Certes, le Un tout seul que Lacan formalise dans son dernier enseignement n’est pas le Un de la fusion, c’est le Un de la solitude de la jouissance, qui ne s’articule pas à un savoir, à un S2 qui pourrait faire sens ou lien. Mais quand les Pfefferman se retrouvent, tous les Uns en tant que membres de la même famille semblent pouvoir se rassembler. Faisons l’hypothèse alors que chaque Un des Pfefferman tente de suppléer au non-rapport sexuel avec la famille, la communauté. Ils font ex-sister la famille, une famille somme toute moderne. Et cela n’est sans doute pas sans lien avec leur judéité, la famille ayant une place importante dans le judaïsme.

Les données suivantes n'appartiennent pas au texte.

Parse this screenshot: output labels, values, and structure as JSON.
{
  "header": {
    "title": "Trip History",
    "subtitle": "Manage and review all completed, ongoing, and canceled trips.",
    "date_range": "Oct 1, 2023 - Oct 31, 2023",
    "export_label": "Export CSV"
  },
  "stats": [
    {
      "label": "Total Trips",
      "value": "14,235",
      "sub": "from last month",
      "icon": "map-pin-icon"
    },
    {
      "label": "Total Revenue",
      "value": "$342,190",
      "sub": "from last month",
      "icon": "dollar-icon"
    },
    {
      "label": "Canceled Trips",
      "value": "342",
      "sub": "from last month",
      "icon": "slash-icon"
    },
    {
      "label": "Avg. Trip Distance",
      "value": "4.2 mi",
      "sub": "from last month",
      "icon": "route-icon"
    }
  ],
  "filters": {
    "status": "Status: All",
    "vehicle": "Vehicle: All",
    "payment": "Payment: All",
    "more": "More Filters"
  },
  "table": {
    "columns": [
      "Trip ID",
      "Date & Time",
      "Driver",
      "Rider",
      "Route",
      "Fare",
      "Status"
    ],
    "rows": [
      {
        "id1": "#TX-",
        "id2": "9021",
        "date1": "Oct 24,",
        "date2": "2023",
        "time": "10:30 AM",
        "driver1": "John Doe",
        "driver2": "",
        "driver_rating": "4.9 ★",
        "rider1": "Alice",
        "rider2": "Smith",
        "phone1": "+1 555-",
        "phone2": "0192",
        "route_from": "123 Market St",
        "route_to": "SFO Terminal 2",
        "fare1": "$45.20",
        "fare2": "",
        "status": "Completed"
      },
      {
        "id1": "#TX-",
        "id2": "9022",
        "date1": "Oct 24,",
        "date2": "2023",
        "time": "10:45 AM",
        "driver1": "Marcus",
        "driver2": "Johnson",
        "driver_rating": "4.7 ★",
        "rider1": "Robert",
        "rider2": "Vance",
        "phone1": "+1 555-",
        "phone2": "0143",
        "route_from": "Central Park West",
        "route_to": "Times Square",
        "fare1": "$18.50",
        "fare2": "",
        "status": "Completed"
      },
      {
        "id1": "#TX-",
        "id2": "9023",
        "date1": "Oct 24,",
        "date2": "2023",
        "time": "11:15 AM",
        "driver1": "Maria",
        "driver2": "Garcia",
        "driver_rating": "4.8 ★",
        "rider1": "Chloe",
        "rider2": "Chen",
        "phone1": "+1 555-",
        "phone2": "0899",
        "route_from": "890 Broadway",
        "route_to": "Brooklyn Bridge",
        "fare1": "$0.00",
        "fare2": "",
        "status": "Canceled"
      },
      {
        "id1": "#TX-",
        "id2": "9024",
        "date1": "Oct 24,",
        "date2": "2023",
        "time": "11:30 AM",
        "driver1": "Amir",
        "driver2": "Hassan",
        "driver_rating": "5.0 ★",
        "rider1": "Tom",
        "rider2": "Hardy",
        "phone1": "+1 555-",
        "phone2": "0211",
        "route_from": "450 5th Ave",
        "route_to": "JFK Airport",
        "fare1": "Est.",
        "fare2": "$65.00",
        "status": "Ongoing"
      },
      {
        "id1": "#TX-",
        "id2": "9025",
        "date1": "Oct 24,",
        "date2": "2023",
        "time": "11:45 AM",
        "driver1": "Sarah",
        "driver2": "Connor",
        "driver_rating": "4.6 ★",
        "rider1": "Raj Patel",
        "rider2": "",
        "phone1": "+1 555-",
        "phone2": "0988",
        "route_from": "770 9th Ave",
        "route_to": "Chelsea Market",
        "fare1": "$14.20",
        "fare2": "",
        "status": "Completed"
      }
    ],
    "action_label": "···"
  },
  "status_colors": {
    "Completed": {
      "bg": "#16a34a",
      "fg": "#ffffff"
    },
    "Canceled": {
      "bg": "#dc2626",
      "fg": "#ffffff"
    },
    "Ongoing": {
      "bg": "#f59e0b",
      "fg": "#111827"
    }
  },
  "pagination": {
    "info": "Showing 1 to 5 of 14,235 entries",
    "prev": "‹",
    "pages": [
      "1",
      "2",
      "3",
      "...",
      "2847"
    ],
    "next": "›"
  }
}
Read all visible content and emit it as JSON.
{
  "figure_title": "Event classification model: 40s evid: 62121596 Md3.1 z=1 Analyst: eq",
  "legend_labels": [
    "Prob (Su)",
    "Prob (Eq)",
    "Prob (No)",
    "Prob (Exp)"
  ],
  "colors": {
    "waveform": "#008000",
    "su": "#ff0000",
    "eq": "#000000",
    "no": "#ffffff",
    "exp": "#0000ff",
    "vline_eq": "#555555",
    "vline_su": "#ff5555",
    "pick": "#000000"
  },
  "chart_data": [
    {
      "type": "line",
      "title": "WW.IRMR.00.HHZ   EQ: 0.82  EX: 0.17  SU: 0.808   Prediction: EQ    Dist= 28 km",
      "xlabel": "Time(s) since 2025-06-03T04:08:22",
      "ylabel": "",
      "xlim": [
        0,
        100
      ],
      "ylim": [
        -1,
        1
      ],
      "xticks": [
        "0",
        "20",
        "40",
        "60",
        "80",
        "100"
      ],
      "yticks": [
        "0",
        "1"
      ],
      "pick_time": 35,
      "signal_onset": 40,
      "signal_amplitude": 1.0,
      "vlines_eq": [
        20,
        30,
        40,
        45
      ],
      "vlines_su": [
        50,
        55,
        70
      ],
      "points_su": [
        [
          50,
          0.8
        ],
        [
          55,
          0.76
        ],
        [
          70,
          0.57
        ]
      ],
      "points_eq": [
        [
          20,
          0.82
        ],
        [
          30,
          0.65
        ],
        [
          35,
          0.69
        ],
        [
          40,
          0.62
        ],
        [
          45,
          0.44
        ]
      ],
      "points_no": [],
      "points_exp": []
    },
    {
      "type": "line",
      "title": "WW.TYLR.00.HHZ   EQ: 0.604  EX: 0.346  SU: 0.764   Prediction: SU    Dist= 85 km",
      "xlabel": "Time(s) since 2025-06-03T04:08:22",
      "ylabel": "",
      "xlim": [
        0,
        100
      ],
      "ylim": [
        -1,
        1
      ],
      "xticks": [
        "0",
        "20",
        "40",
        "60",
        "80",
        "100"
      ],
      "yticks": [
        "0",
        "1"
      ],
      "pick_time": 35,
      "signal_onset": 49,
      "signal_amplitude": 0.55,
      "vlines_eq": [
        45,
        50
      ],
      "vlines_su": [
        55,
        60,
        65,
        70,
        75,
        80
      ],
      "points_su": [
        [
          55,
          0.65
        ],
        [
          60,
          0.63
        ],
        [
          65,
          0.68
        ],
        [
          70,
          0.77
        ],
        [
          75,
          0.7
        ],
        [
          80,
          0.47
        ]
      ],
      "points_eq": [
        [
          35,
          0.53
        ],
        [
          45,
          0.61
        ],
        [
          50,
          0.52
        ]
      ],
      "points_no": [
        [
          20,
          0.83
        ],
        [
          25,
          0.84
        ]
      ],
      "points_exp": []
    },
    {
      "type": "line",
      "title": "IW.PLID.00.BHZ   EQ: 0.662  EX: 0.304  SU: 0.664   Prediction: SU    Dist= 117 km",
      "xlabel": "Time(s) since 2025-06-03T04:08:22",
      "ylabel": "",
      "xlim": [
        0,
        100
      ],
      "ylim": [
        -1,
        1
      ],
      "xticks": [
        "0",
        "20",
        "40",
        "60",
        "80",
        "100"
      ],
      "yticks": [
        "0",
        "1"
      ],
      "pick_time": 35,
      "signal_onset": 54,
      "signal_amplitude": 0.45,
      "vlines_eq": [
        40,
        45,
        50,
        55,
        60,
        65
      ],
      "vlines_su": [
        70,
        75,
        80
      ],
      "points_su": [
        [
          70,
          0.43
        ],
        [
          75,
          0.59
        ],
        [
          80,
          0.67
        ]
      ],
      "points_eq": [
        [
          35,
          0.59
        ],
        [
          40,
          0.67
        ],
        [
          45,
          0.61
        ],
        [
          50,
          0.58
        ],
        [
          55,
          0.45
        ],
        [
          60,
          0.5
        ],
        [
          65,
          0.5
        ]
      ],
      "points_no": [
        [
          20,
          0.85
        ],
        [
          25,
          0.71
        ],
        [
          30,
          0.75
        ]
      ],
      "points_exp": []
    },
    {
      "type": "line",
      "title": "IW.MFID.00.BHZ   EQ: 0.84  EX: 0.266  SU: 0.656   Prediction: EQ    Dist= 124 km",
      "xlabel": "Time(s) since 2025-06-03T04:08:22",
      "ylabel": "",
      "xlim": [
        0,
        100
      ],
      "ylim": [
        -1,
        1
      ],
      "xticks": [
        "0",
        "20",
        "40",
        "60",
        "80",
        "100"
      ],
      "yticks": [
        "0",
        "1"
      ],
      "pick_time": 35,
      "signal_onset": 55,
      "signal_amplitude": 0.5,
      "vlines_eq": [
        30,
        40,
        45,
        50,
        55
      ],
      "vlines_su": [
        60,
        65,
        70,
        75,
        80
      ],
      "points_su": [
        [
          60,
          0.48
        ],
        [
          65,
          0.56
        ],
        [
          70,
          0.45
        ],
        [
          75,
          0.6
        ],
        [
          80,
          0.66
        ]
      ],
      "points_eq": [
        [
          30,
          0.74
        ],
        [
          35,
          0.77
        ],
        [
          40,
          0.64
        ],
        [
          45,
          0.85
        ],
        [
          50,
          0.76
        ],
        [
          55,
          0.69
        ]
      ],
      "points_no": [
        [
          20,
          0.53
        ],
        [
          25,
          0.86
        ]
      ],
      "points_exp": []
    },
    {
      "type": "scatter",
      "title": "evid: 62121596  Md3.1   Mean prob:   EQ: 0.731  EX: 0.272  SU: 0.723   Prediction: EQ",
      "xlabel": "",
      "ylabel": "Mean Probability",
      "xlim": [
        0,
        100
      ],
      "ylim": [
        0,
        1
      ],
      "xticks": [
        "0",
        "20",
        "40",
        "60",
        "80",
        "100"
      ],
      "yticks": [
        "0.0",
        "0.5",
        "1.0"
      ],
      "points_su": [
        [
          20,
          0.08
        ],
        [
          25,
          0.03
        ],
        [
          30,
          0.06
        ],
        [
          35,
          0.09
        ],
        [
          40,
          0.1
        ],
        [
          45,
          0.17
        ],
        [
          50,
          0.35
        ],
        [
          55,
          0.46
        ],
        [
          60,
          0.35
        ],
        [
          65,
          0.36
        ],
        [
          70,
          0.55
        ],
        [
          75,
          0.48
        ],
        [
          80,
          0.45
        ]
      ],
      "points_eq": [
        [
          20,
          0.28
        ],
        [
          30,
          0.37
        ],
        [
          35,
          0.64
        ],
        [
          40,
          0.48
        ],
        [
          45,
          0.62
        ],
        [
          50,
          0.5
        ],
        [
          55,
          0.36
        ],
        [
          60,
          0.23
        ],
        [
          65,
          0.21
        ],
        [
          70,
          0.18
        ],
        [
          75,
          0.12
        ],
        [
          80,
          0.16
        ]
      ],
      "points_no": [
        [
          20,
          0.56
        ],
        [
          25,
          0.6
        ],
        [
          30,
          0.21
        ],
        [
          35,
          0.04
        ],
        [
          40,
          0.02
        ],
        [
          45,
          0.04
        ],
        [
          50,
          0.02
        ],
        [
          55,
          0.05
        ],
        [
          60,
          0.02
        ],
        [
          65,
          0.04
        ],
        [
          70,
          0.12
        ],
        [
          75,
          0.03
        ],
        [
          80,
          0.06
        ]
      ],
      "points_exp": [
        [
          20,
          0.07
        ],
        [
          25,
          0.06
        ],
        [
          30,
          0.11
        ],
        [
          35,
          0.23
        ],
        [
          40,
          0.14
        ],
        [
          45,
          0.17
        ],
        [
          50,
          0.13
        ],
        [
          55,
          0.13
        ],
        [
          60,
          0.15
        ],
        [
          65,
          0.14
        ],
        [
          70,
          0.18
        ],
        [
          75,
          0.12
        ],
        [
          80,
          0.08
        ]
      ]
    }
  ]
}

Concluons avec Lacan : « Là où il n’y a pas de rapport sexuel, ça fait “troumatisme”. On invente. On invente ce qu’on peut, bien sûr7Lacan J., Le Séminaire, livre xxi, « Les non-dupes errent », leçon du 19 février 1974 (1973-1974), inédit.». Eh bien, disons-le, la famille Pfefferman invente à merveille !


  • 1
    Soloway J., Transparent, États-Unis, Amazon Video, 2014-2019.
  • 2
    Lacan J., « Conférences et entretiens dans les universités américaines, Yale University, Kanzer Seminar, 24 novembre 1975 », Scilicet, n° 6/7, Paris, Seuil, Le Champ freudien, 1976, p. 19. Et Lacan de poursuivre ainsi : « C’est la base et le principe de l’idée même de fiasco… pourquoi il y a tant d’actes manqués. Freud a parfaitement indiqué qu’un acte manqué a toujours affaire avec le sexe. L’acte manqué par excellence est précisément l’acte sexuel. »
  • 3
    Cf. Lacan J., « Le jouir de l’être parlant s’articule », La Cause du désir, n°101, 2019, p. 12. Il nous dit précisément : « Le réel pour l’être parlant, c’est qu’il se perd quelque part, et où ? C’est là que Freud a mis l’accent, il se perd dans le rapport sexuel. »
  • 4
    Ibid.
  • 5
    Miller J.-A., « Le réel, signifiant extrême », Lire Lacan au xxie siècle, sous la direction de Fabienne Hulak, Champ social, 2019. p. 25.
  • 6
    Miller J.-A., « L’analyste et son inconscient », Quarto, n° 119, 2018, p. 11.
  • 7
    Lacan J., Le Séminaire, livre xxi, « Les non-dupes errent », leçon du 19 février 1974 (1973-1974), inédit.